My earliest memories of home are planted in a tiny one bedroom rental cottage, with a stream and limitless woods to explore in our own backyard. My mom gave me the sole bedroom, which was filled to the brim with shelves of dolls and treasures. One window over my bed was cracked and I covered it with glittered stickers and often traced its sharp edges after I'd been tucked in for the night. It was that window that most twisted my heart with nostalgia when we did move years later.
My mother slept on a futon couch in the living room, which also housed a small wood burning fireplace and a deep closet that was 'off limits' to my curious little fingers. We had a storybook porch that we circled with flower beds, and my best friend was a literal stone's throw, her front door framed in view through that cracked bedroom window. Her family owned our house as well as their historic neighboring farmhouse, and seeing as my mom was on her own, and there were whole years where we didn't even have a car, I spent lots of time tagging along with those neighbors.
My friend was the youngest of three girls, her father was a social worker with a passion for photography and her mother worked part time in the local theater, but was largely a master homemaker, serving up gourmet meals and effortlessly accommodating my early vegetarian politics on the many nights that I was welcomed for dinner. With my own parents divorced, and without any siblings, I idolized her family and dreamed of a future where I would recreate this domestic bliss.
I spent most of my teens and early twenties fully invested in long term relationships that were about little more than my commitment to commitment. When I did finally fall in love and got married, I remember an initial feeling of terror that it would all implode. Every step that brought me closer to the family of my childhood envy, also left me more afraid that it was a life that I didn't have the tools to precipitate or sustain.

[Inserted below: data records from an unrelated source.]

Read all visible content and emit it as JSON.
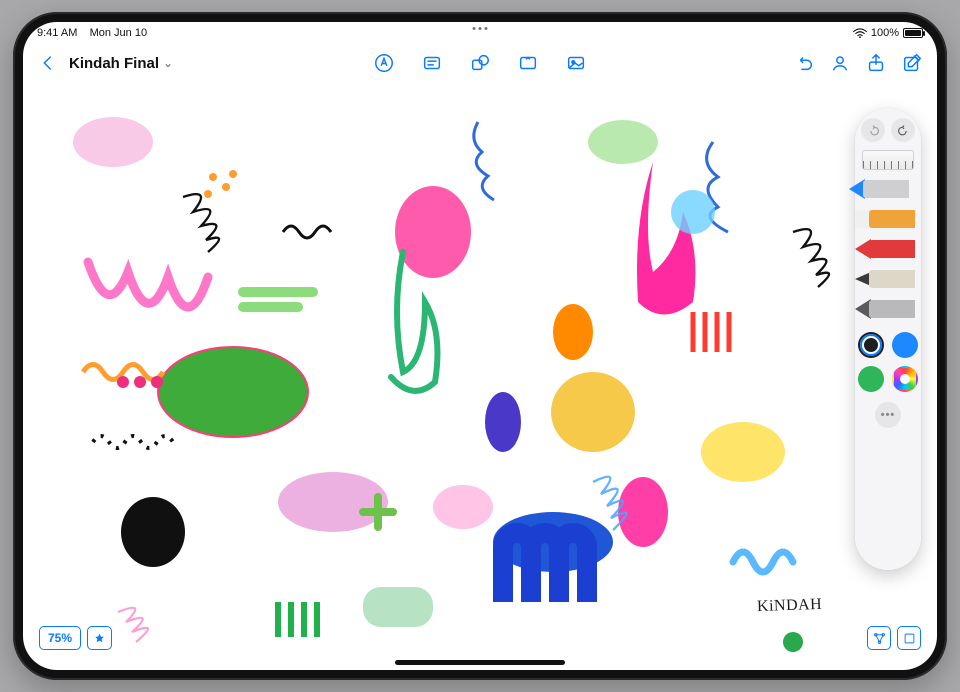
{
  "status": {
    "time": "9:41 AM",
    "date": "Mon Jun 10",
    "battery_pct": "100%"
  },
  "doc": {
    "title": "Kindah Final"
  },
  "signature": "KiNDAH",
  "zoom": {
    "label": "75%"
  },
  "toolbar": {
    "back": "Back",
    "center": {
      "markup": "Markup",
      "text_box": "Text box",
      "shapes": "Shapes",
      "table": "Table",
      "media": "Media"
    },
    "right": {
      "undo": "Undo",
      "collab": "Collaborate",
      "share": "Share",
      "compose": "New"
    }
  },
  "bottom_right": {
    "navigator": "Navigator",
    "fit": "Zoom to fit"
  },
  "palette": {
    "undo": "Undo",
    "redo": "Redo",
    "ruler": "Ruler",
    "tools": [
      {
        "id": "pen",
        "label": "Pen",
        "color": "#1e88ff",
        "selected": true
      },
      {
        "id": "marker",
        "label": "Marker",
        "color": "#f0a33a",
        "selected": false
      },
      {
        "id": "crayon",
        "label": "Crayon",
        "color": "#e03a3a",
        "selected": false
      },
      {
        "id": "pencil",
        "label": "Pencil",
        "color": "#3a3a3a",
        "selected": false
      },
      {
        "id": "fountain",
        "label": "Fountain pen",
        "color": "#5a5a5c",
        "selected": false
      }
    ],
    "colors": [
      {
        "hex": "#1e1e1e",
        "selected": true
      },
      {
        "hex": "#1e88ff",
        "selected": false
      },
      {
        "hex": "#2fb65a",
        "selected": false
      },
      {
        "hex": "picker",
        "selected": false
      }
    ],
    "more": "More"
  }
}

It wasn't until I had children of my own and started to cobble together some version of my elusive dream life, that I began to legitimately value having been raised by my single mother. I had the privilege of being included in all adventures, and my voice was heard on every major decision. It's a murky boundary between parent/ child/ friend that might be frowned upon by the experts, but gifted me with most of what's 'good' in who I am today. I have a deep bond and genuine friendship with my mom that I can't imagine being propagated through any other history, and it's sometimes confusing to grapple with the idea that my own kids won't have this same relationship with me.
With every year that passes, and as we check off our little family's annual traditions; camping at the reservoir, apple picking, the harvest festival, ski trips, planting seeds in our garden, there is a part of me that is amazed that this is actually my life. It's incredibly good. It's too good. Of course it also takes a lot of work and sacrifice; the marriage, the jobs, the kids, the house behind the picket fence, it isn't this recipe that magically creates a family, a revelation to me but likely no surprise to anyone who grew up immersed in these ingredients. I do have my perfect family, but I also had perfection inside that rented cottage with my mother, seated in front of the fire on a feather pillow while she combed the tangles out of my wet hair. There are no smiling pictures of that family tradition, and yet it's tucked within me eternally. And so I make this my life because it's what I want, and not because I'm afraid of the alternative. That distinction matters to me, it gives me the freedom to maintain my own history and identity while I navigate inside a reality far different than what I've always known. The glass in the window is cracked, and that's what makes it mine.